También el interés y el tesón de Benedicto XVI por entregarnos su Jesús de Nazaret tiene mucho que ver con el afán de que la persona misma de Jesús no quedara fuera de la Iglesia, riesgo al que podía conducir una exégesis crítico-liberal cargada de prejuicios antidogmáticos, que en los últimos tiempos nos ha ofrecido imágenes dispares, antagónicas e irreconciliables de Jesús, según la propia subjetividad de sus autores. Benedicto XVI no es, en sentido estricto, un exegeta; tampoco se puede decir que desconozca los métodos exegéticos y los use sin competencia científica. Es claro, sin embargo, que su pretensión, al escribir el libro sobre Jesús, ha sido mostrar que el Jesús de los evangelios es el Jesús real, el que existió y confiesa la Iglesia como Hijo de Dios, eterno y encarnado en el tiempo, el que murió bajo Poncio Pilato y resucitó del sepulcro, el que vendrá un día al final de la Historia. Es decir, el Jesús del Credo. El deja muy claro, con la honestidad y humildad que siempre le han caracterizado, que su libro no es infalible, no es un libro de enseñanza magisterial, en el que comprometa su oficio de Pastor universal de la Iglesia, pero le estaremos siempre agradecidos por su obra, que, en la línea del Concilio sobre la Escritura, nos permite leer los evangelios en la Iglesia con la conciencia clara y cierta de que narran la historia verdadera de Jesús Nazaret.
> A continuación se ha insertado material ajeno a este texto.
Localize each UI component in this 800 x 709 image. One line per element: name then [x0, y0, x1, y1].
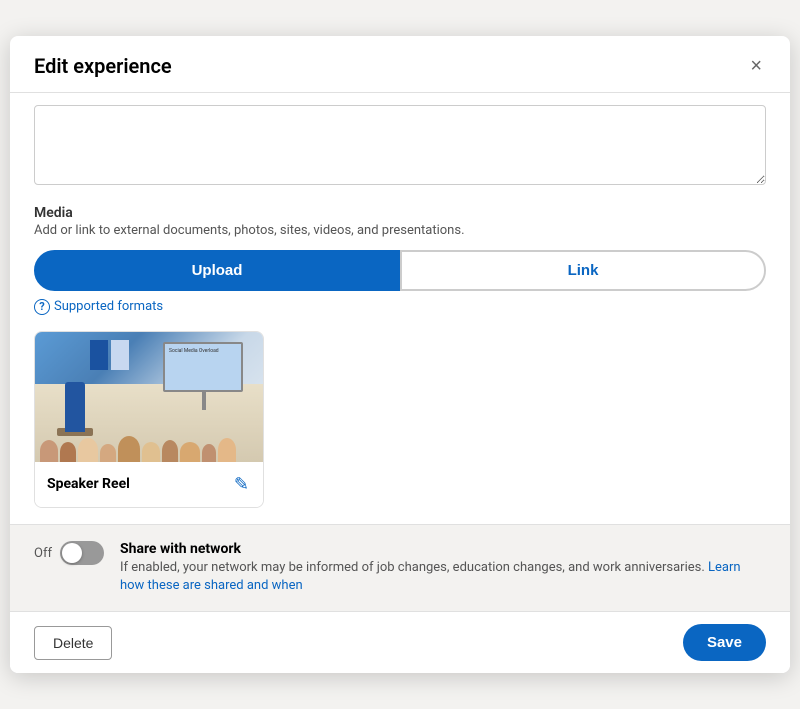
- share-description: If enabled, your network may be informed…: [120, 559, 766, 595]
- modal-body: Media Add or link to external documents,…: [10, 93, 790, 524]
- share-toggle[interactable]: [60, 541, 104, 565]
- media-card: Social Media Overload: [34, 331, 264, 508]
- save-button[interactable]: Save: [683, 624, 766, 661]
- close-button[interactable]: ×: [746, 52, 766, 80]
- description-section: [34, 93, 766, 189]
- modal-footer: Delete Save: [10, 611, 790, 673]
- media-section: Media Add or link to external documents,…: [34, 205, 766, 508]
- toggle-wrapper: Off: [34, 541, 104, 565]
- share-content: Share with network If enabled, your netw…: [120, 541, 766, 595]
- description-textarea[interactable]: [34, 105, 766, 185]
- media-card-footer: Speaker Reel ✎: [35, 462, 263, 507]
- media-label: Media: [34, 205, 766, 221]
- toggle-off-label: Off: [34, 546, 52, 561]
- supported-formats-label: Supported formats: [54, 299, 163, 314]
- share-section: Off Share with network If enabled, your …: [10, 524, 790, 611]
- share-title: Share with network: [120, 541, 766, 557]
- media-card-edit-button[interactable]: ✎: [232, 472, 251, 497]
- media-card-image: Social Media Overload: [35, 332, 263, 462]
- modal-title: Edit experience: [34, 54, 172, 78]
- edit-experience-modal: Edit experience × Media Add or link to e…: [10, 36, 790, 673]
- modal-header: Edit experience ×: [10, 36, 790, 93]
- toggle-knob: [62, 543, 82, 563]
- media-card-title: Speaker Reel: [47, 476, 130, 492]
- delete-button[interactable]: Delete: [34, 626, 112, 660]
- media-buttons: Upload Link: [34, 250, 766, 291]
- supported-formats-link[interactable]: ? Supported formats: [34, 299, 766, 315]
- info-icon: ?: [34, 299, 50, 315]
- link-button[interactable]: Link: [400, 250, 766, 291]
- media-description: Add or link to external documents, photo…: [34, 223, 766, 238]
- upload-button[interactable]: Upload: [34, 250, 400, 291]
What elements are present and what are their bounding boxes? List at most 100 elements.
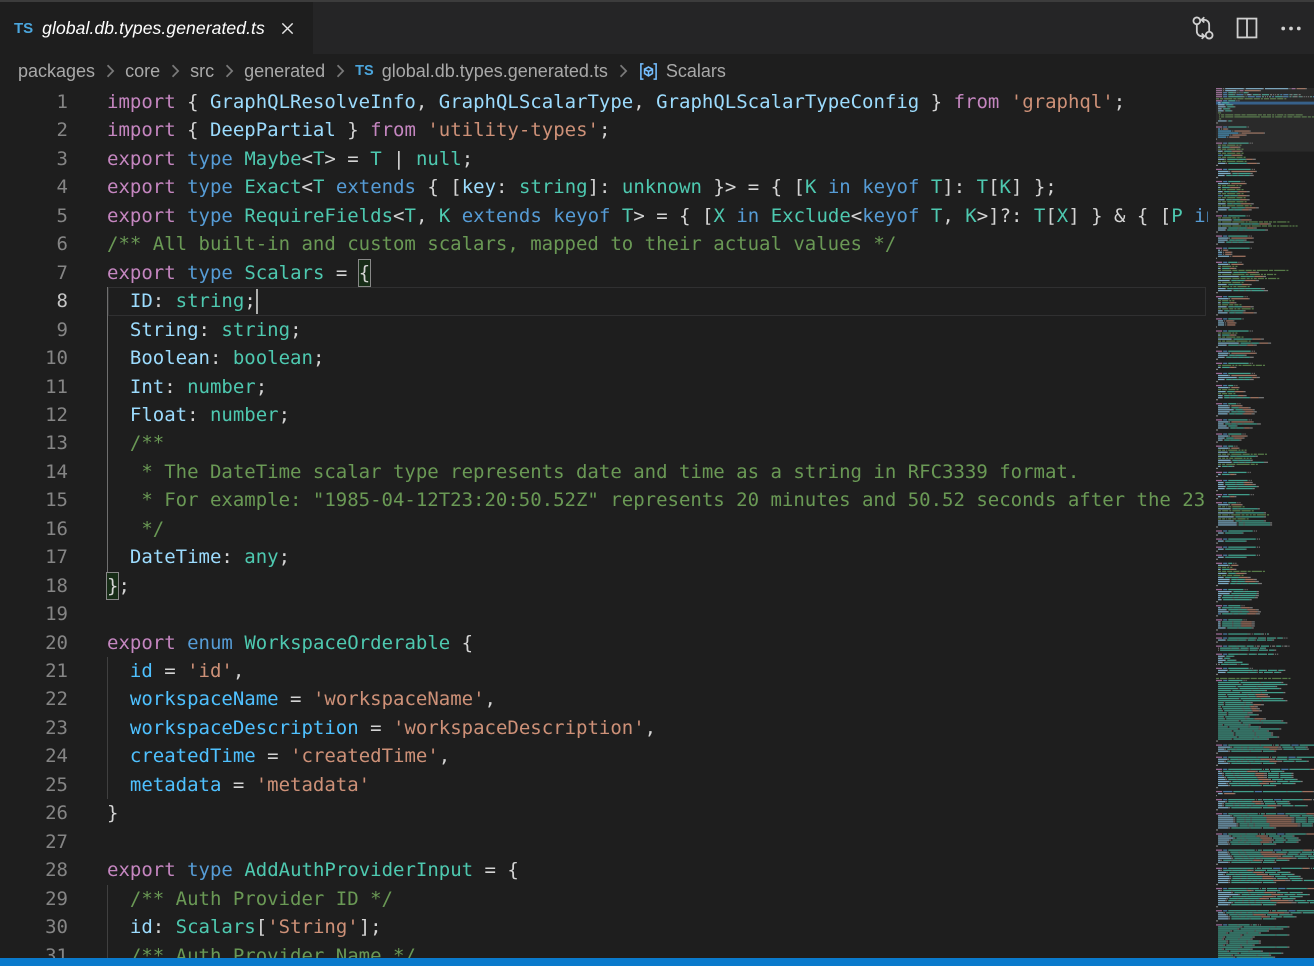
code-area[interactable]: 1import { GraphQLResolveInfo, GraphQLSca… [0, 88, 1208, 958]
code-line-1[interactable]: 1import { GraphQLResolveInfo, GraphQLSca… [0, 88, 1208, 117]
code-line-text: id = 'id', [107, 657, 244, 685]
line-number[interactable]: 24 [0, 742, 68, 770]
line-number[interactable]: 31 [0, 942, 68, 959]
code-line-text: } [107, 799, 118, 827]
close-tab-icon[interactable] [275, 15, 301, 41]
code-line-27[interactable]: 27 [0, 828, 1208, 857]
line-number[interactable]: 30 [0, 913, 68, 941]
line-number[interactable]: 1 [0, 88, 68, 116]
code-line-23[interactable]: 23 workspaceDescription = 'workspaceDesc… [0, 714, 1208, 743]
line-number[interactable]: 26 [0, 799, 68, 827]
line-number[interactable]: 13 [0, 429, 68, 457]
code-line-text: DateTime: any; [107, 543, 290, 571]
code-line-16[interactable]: 16 */ [0, 515, 1208, 544]
code-line-text: export type RequireFields<T, K extends k… [107, 202, 1208, 230]
line-number[interactable]: 23 [0, 714, 68, 742]
code-line-text: ID: string; [107, 287, 256, 315]
line-number[interactable]: 12 [0, 401, 68, 429]
code-line-9[interactable]: 9 String: string; [0, 316, 1208, 345]
code-line-25[interactable]: 25 metadata = 'metadata' [0, 771, 1208, 800]
breadcrumb-item-scalars[interactable]: Scalars [638, 61, 726, 82]
editor-actions [1188, 2, 1314, 54]
line-number[interactable]: 10 [0, 344, 68, 372]
line-number[interactable]: 6 [0, 230, 68, 258]
code-line-10[interactable]: 10 Boolean: boolean; [0, 344, 1208, 373]
line-number[interactable]: 15 [0, 486, 68, 514]
code-line-19[interactable]: 19 [0, 600, 1208, 629]
breadcrumb-item-packages[interactable]: packages [18, 61, 95, 82]
code-line-18[interactable]: 18}; [0, 572, 1208, 601]
code-line-4[interactable]: 4export type Exact<T extends { [key: str… [0, 173, 1208, 202]
line-number[interactable]: 20 [0, 629, 68, 657]
breadcrumb-separator-icon [329, 60, 351, 82]
line-number[interactable]: 22 [0, 685, 68, 713]
line-number[interactable]: 14 [0, 458, 68, 486]
breadcrumb-item-global-db-types-generated-ts[interactable]: TSglobal.db.types.generated.ts [355, 61, 608, 82]
breadcrumb-item-core[interactable]: core [125, 61, 160, 82]
line-number[interactable]: 7 [0, 259, 68, 287]
vscode-editor-window: TS global.db.types.generated.ts [0, 0, 1314, 966]
breadcrumb-item-generated[interactable]: generated [244, 61, 325, 82]
code-line-text: workspaceName = 'workspaceName', [107, 685, 496, 713]
line-number[interactable]: 8 [0, 287, 68, 315]
line-number[interactable]: 19 [0, 600, 68, 628]
code-line-14[interactable]: 14 * The DateTime scalar type represents… [0, 458, 1208, 487]
code-line-31[interactable]: 31 /** Auth Provider Name */ [0, 942, 1208, 959]
code-line-text: }; [107, 572, 130, 600]
code-line-22[interactable]: 22 workspaceName = 'workspaceName', [0, 685, 1208, 714]
code-line-text: Boolean: boolean; [107, 344, 324, 372]
breadcrumb-label: global.db.types.generated.ts [382, 61, 608, 82]
code-line-30[interactable]: 30 id: Scalars['String']; [0, 913, 1208, 942]
code-line-text: createdTime = 'createdTime', [107, 742, 450, 770]
code-line-21[interactable]: 21 id = 'id', [0, 657, 1208, 686]
code-line-5[interactable]: 5 export type RequireFields<T, K extends … [0, 202, 1208, 231]
tab-global-db-types-generated-ts[interactable]: TS global.db.types.generated.ts [0, 2, 313, 54]
code-line-12[interactable]: 12 Float: number; [0, 401, 1208, 430]
code-line-text: /** [107, 429, 164, 457]
line-number[interactable]: 25 [0, 771, 68, 799]
line-number[interactable]: 16 [0, 515, 68, 543]
more-actions-icon[interactable] [1276, 13, 1306, 43]
code-line-text: id: Scalars['String']; [107, 913, 382, 941]
line-number[interactable]: 28 [0, 856, 68, 884]
code-line-2[interactable]: 2import { DeepPartial } from 'utility-ty… [0, 116, 1208, 145]
code-line-11[interactable]: 11 Int: number; [0, 373, 1208, 402]
code-line-24[interactable]: 24 createdTime = 'createdTime', [0, 742, 1208, 771]
breadcrumb-separator-icon [218, 60, 240, 82]
line-number[interactable]: 17 [0, 543, 68, 571]
code-line-20[interactable]: 20export enum WorkspaceOrderable { [0, 629, 1208, 658]
line-number[interactable]: 5 [0, 202, 68, 230]
split-editor-icon[interactable] [1232, 13, 1262, 43]
code-line-3[interactable]: 3 export type Maybe<T> = T | null; [0, 145, 1208, 174]
line-number[interactable]: 11 [0, 373, 68, 401]
code-line-text: export type Maybe<T> = T | null; [107, 145, 473, 173]
code-line-15[interactable]: 15 * For example: "1985-04-12T23:20:50.5… [0, 486, 1208, 515]
code-line-7[interactable]: 7export type Scalars = { [0, 259, 1208, 288]
breadcrumb-label: src [190, 61, 214, 82]
minimap[interactable] [1216, 88, 1314, 958]
breadcrumb: packages core src generated TSglobal.db.type… [0, 54, 1314, 88]
editor-pane[interactable]: 1import { GraphQLResolveInfo, GraphQLSca… [0, 88, 1314, 958]
code-line-8[interactable]: 8 ID: string; [0, 287, 1208, 316]
line-number[interactable]: 3 [0, 145, 68, 173]
text-cursor [256, 289, 258, 314]
code-line-6[interactable]: 6/** All built-in and custom scalars, ma… [0, 230, 1208, 259]
line-number[interactable]: 2 [0, 116, 68, 144]
line-number[interactable]: 18 [0, 572, 68, 600]
status-bar [0, 958, 1314, 966]
code-line-text: * For example: "1985-04-12T23:20:50.52Z"… [107, 486, 1208, 514]
tab-title: global.db.types.generated.ts [42, 18, 265, 39]
line-number[interactable]: 27 [0, 828, 68, 856]
line-number[interactable]: 4 [0, 173, 68, 201]
code-line-28[interactable]: 28export type AddAuthProviderInput = { [0, 856, 1208, 885]
code-line-29[interactable]: 29 /** Auth Provider ID */ [0, 885, 1208, 914]
breadcrumb-item-src[interactable]: src [190, 61, 214, 82]
line-number[interactable]: 29 [0, 885, 68, 913]
line-number[interactable]: 21 [0, 657, 68, 685]
code-line-26[interactable]: 26} [0, 799, 1208, 828]
code-line-text: * The DateTime scalar type represents da… [107, 458, 1079, 486]
code-line-17[interactable]: 17 DateTime: any; [0, 543, 1208, 572]
open-changes-icon[interactable] [1188, 13, 1218, 43]
code-line-13[interactable]: 13 /** [0, 429, 1208, 458]
line-number[interactable]: 9 [0, 316, 68, 344]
El Papa de la Palabra luminosa, clara y seductora, amplia como los horizontes de su visión teológica y de su ministerio como sucesor de Pedro nos ha atado a todos un poco más a la Palabra de Dios. Los jóvenes y hasta los más sencillos de nuestro pueblo entendían sus homilías y catequesis y le escuchaban con atención y agrado, porque, sin duda, veían en él un Maestro indiscutible de nuestro tiempo, que, como se dice del profeta Samuel, no dejaba que ninguna de las palabras que Dios le dirigía, cayera al suelo.